The British were hunting German U-boats by submarine themselves, lying in wait off the German coastal exits at Heligoland, the Jade, the Ems. On 14 July 1916, His Majesty's submarine H.5, a small Holland-type boat displacing barely 360 tons submerged, was patrolling near the Ems estuary, southwest of Wilhelmshaven and west of Wangerooge. She caught U-51 in the surface phase of her outbound run. One torpedo was enough. The German submarine, brand-new and barely five months in service, sank with most of her crew still inside the pressure hull.
Of the 38 men aboard, four were rescued. The other 34 - men barely into their twenties for the most part, drawn from across the German Empire by the prestige and pay of the U-boat service - went down with the boat. Most were lost at depths from which their bodies would never be recovered. The wreck of U-51 was left on the seabed where she settled, in the muddy approaches to the Ems. She lay there for more than half a century. In 1968, finally, a salvage operation raised the wreck and broke her up for scrap. By then the men inside had been at the bottom of the North Sea for 52 years - longer than they had lived. Their families had aged. Most had died. The boat that came up was empty steel.
U-51's brief career - five months from commissioning to sinking - was not unusual. The Imperial German Navy operated 329 submarines during the First World War. Roughly half were lost. The U-boat war reshaped naval combat, made commerce raiding the dominant tactic of two world wars, and pioneered the technologies that would still be in use, however changed, a century later. But each of those boats was also a metal tube full of people. Walter Rumpel and the others on U-51 entered the war in their own boat in February 1916 and were dead by July. The North Sea closed over them, and the routine outbound run from the Ems became the route that brought no one home.
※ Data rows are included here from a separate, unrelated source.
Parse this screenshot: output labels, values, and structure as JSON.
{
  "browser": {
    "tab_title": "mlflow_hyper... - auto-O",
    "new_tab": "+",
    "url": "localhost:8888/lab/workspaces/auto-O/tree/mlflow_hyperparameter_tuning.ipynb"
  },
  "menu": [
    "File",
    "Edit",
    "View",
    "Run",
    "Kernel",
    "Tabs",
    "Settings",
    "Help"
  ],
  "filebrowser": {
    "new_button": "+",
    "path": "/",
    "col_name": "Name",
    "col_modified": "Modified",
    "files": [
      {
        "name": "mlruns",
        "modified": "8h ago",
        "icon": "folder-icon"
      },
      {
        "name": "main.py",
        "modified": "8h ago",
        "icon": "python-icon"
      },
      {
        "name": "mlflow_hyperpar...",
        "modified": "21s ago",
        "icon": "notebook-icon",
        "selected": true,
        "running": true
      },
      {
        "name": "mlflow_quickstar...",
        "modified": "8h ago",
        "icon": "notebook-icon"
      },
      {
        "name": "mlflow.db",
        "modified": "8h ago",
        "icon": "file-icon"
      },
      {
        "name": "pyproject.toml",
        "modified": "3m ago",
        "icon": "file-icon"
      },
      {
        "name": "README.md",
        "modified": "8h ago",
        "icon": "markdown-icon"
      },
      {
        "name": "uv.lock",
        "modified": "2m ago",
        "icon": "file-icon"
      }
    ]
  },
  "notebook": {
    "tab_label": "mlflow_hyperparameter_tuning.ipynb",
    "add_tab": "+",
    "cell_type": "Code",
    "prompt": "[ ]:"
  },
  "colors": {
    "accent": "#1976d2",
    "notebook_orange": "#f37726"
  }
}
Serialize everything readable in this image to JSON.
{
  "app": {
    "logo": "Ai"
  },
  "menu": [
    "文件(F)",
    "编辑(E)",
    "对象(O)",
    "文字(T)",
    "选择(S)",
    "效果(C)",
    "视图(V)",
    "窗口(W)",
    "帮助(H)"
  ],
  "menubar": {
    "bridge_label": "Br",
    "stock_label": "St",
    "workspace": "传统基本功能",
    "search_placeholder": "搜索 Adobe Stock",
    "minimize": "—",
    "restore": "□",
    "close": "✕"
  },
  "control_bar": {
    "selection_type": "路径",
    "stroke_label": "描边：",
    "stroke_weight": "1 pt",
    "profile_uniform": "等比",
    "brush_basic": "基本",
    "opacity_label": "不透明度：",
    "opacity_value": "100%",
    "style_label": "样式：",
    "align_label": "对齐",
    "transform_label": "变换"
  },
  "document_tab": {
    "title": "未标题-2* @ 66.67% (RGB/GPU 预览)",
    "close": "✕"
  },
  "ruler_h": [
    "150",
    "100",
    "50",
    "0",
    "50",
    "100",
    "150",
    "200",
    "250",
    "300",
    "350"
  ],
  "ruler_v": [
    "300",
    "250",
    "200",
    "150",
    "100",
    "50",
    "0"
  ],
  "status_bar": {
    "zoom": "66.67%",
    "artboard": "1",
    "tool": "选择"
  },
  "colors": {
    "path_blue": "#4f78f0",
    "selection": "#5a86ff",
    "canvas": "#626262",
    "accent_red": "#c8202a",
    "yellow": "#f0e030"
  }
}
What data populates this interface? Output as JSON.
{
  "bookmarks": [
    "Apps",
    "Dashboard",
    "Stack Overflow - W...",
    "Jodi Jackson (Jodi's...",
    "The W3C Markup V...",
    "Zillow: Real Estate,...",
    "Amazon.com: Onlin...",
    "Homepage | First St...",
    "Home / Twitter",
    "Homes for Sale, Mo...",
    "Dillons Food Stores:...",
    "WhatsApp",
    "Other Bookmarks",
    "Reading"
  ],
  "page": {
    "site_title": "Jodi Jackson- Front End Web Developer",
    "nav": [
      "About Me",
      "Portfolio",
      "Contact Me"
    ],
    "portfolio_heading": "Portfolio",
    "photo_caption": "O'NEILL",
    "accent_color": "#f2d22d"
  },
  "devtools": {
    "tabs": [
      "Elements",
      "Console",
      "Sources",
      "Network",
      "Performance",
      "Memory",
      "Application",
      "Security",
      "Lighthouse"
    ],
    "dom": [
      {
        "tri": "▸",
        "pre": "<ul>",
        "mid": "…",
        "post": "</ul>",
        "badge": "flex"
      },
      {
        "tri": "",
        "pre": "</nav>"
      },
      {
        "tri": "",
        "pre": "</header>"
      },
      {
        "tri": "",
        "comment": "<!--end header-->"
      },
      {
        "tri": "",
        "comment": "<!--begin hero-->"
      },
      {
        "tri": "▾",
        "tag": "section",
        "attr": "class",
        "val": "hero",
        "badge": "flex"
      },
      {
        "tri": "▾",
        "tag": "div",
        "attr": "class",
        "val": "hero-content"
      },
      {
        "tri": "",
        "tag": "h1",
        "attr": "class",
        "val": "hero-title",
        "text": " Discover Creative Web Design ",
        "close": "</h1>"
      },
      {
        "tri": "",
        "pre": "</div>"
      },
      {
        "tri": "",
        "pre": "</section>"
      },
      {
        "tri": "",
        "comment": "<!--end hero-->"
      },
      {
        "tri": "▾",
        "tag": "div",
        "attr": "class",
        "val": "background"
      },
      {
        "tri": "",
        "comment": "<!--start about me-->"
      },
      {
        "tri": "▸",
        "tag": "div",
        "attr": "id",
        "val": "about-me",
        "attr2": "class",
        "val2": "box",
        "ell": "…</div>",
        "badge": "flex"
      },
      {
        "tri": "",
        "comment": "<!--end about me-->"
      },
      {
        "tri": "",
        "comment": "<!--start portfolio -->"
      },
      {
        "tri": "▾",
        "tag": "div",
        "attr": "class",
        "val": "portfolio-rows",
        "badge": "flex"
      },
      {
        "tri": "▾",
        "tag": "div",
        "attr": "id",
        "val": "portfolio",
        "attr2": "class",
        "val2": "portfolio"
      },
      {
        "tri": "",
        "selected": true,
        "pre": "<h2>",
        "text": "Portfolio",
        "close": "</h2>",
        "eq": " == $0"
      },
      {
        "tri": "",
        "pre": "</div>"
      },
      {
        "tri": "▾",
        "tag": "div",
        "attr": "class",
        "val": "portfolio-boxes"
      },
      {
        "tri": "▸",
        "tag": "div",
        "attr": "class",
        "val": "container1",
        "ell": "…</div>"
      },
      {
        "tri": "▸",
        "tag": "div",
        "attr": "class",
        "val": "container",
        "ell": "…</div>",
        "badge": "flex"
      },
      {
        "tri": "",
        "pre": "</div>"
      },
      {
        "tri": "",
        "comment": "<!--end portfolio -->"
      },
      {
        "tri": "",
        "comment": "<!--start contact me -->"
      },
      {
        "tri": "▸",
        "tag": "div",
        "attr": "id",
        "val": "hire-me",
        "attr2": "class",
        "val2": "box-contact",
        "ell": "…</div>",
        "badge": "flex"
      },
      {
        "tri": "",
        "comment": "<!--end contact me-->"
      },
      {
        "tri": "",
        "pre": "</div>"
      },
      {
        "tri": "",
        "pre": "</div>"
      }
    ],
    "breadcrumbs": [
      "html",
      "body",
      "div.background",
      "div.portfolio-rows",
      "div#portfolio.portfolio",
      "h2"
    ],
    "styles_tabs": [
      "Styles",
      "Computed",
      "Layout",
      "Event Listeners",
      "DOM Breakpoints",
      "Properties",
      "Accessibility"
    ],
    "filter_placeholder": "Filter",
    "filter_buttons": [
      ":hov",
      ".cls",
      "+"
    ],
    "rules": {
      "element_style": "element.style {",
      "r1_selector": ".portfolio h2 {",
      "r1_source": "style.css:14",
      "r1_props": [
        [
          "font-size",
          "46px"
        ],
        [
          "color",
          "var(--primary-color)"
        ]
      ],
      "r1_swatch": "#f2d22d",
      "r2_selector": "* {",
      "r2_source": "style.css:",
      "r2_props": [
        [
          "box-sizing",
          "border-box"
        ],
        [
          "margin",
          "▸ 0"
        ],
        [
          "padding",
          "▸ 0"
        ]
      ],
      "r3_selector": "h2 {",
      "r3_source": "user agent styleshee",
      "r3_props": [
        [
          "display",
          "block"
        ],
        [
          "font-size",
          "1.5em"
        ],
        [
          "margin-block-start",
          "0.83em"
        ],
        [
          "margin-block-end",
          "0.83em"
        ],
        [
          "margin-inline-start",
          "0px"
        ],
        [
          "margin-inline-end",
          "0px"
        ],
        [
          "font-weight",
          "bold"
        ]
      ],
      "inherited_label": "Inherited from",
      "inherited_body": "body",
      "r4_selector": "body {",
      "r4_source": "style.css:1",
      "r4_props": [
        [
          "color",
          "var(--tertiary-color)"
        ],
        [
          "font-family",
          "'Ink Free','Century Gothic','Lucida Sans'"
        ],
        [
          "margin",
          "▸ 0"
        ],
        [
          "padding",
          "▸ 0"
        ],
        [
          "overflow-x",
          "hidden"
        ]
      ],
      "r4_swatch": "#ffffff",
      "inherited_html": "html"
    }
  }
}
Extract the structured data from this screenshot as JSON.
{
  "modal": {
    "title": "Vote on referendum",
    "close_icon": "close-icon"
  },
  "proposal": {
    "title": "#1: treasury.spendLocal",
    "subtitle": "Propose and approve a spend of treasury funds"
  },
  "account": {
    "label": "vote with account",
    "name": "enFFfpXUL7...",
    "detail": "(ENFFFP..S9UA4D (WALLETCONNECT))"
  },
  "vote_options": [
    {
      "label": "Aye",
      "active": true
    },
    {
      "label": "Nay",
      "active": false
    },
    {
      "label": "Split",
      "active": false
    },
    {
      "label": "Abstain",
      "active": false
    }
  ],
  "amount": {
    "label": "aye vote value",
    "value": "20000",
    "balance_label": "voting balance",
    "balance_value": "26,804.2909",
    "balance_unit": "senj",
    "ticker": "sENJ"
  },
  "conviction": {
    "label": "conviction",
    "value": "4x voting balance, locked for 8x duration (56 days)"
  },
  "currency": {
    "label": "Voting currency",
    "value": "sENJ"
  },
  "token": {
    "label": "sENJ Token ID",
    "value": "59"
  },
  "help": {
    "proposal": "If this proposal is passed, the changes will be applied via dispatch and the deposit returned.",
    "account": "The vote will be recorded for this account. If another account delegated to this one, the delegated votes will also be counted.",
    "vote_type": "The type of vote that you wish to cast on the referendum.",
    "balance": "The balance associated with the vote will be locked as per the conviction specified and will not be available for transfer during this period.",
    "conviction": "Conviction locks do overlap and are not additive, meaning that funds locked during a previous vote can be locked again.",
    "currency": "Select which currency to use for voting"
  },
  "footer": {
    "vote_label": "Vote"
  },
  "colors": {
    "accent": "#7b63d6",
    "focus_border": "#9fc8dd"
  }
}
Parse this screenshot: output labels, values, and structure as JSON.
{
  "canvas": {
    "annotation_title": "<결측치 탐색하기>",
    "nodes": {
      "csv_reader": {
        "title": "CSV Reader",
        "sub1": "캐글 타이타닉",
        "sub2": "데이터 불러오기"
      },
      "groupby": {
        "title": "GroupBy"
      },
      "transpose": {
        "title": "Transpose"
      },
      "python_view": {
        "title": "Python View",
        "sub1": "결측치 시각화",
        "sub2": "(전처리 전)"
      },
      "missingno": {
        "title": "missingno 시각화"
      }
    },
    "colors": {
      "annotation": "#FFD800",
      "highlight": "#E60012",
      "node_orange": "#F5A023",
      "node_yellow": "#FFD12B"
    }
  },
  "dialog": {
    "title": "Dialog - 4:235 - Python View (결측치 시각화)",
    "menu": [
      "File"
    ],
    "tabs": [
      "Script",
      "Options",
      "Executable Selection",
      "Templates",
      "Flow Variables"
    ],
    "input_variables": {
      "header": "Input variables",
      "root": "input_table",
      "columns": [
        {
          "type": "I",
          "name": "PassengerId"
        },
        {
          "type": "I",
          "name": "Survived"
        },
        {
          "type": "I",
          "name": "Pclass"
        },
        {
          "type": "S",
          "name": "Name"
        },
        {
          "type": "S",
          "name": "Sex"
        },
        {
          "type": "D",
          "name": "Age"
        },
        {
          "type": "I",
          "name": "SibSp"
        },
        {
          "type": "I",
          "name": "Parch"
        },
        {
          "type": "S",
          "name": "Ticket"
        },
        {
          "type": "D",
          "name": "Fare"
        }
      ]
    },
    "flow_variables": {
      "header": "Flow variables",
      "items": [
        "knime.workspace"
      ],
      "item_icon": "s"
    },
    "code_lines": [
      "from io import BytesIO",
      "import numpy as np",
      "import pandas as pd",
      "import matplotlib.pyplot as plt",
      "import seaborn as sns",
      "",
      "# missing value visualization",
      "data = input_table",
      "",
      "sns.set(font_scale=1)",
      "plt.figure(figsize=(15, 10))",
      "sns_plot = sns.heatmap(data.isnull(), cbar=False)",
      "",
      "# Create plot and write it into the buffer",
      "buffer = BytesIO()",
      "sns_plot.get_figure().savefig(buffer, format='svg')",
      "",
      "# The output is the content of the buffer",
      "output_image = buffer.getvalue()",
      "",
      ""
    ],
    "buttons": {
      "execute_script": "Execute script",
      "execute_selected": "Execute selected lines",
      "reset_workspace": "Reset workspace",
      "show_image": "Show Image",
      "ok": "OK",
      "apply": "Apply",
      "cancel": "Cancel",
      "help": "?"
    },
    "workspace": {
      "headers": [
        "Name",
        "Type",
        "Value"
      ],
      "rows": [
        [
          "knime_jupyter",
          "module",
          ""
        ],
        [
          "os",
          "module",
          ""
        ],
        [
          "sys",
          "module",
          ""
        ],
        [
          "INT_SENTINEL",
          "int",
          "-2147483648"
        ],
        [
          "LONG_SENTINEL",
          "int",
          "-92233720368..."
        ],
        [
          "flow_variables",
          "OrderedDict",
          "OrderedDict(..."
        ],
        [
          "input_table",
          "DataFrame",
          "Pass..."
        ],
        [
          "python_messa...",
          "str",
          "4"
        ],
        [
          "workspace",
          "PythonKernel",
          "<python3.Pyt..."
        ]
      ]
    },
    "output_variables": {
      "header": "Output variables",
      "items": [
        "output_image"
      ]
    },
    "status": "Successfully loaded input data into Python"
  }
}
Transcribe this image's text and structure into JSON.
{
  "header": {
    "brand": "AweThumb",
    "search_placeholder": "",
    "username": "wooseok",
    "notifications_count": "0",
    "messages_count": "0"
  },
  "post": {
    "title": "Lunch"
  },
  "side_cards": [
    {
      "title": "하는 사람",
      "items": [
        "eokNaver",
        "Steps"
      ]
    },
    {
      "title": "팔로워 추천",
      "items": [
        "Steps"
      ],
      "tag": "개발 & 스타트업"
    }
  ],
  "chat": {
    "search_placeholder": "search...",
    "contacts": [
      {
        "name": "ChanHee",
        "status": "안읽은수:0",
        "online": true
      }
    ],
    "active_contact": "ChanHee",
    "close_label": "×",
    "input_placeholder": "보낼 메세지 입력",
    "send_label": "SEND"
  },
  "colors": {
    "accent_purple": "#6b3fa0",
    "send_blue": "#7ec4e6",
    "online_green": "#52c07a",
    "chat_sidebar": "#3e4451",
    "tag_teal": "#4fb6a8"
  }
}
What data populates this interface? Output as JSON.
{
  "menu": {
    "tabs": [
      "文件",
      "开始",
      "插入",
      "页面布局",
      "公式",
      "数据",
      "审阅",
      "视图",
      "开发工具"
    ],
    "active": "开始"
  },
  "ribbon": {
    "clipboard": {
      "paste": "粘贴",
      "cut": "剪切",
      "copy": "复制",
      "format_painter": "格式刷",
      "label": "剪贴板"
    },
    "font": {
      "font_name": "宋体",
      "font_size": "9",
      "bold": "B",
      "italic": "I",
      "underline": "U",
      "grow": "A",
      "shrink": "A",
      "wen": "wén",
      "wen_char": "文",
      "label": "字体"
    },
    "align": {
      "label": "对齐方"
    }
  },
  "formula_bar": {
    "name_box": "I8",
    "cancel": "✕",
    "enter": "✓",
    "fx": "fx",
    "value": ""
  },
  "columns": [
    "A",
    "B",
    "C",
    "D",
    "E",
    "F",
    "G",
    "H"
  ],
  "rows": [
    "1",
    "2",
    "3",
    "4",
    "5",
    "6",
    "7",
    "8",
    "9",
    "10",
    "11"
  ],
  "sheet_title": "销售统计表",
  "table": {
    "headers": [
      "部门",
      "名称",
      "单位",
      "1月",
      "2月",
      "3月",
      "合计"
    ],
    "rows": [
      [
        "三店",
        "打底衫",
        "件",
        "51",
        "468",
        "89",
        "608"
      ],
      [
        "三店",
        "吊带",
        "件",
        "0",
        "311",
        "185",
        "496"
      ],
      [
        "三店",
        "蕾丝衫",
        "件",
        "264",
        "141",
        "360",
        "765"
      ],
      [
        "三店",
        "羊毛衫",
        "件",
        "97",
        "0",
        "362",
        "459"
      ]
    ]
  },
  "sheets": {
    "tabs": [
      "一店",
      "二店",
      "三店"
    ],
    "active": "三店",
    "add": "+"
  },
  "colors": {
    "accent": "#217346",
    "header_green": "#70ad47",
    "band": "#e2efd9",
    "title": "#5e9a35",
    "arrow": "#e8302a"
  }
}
Coordinates of the documented loss position: 53.93 N, 7.92 E, in the approaches to the Ems estuary, north-northwest of Borkum and west of Wangerooge. From altitude the area shows as open North Sea with the East Frisian island chain visible to the south. Recommended viewing altitude 3,000 to 6,000 feet. Nearest airports: Borkum (EDWR) to the south, Wilhelmshaven JadeWeserAirport (EDWI) to the southeast, Groningen Eelde (EHGG) further west in the Netherlands. Visibility offshore is often hazy; clearer in winter high-pressure systems.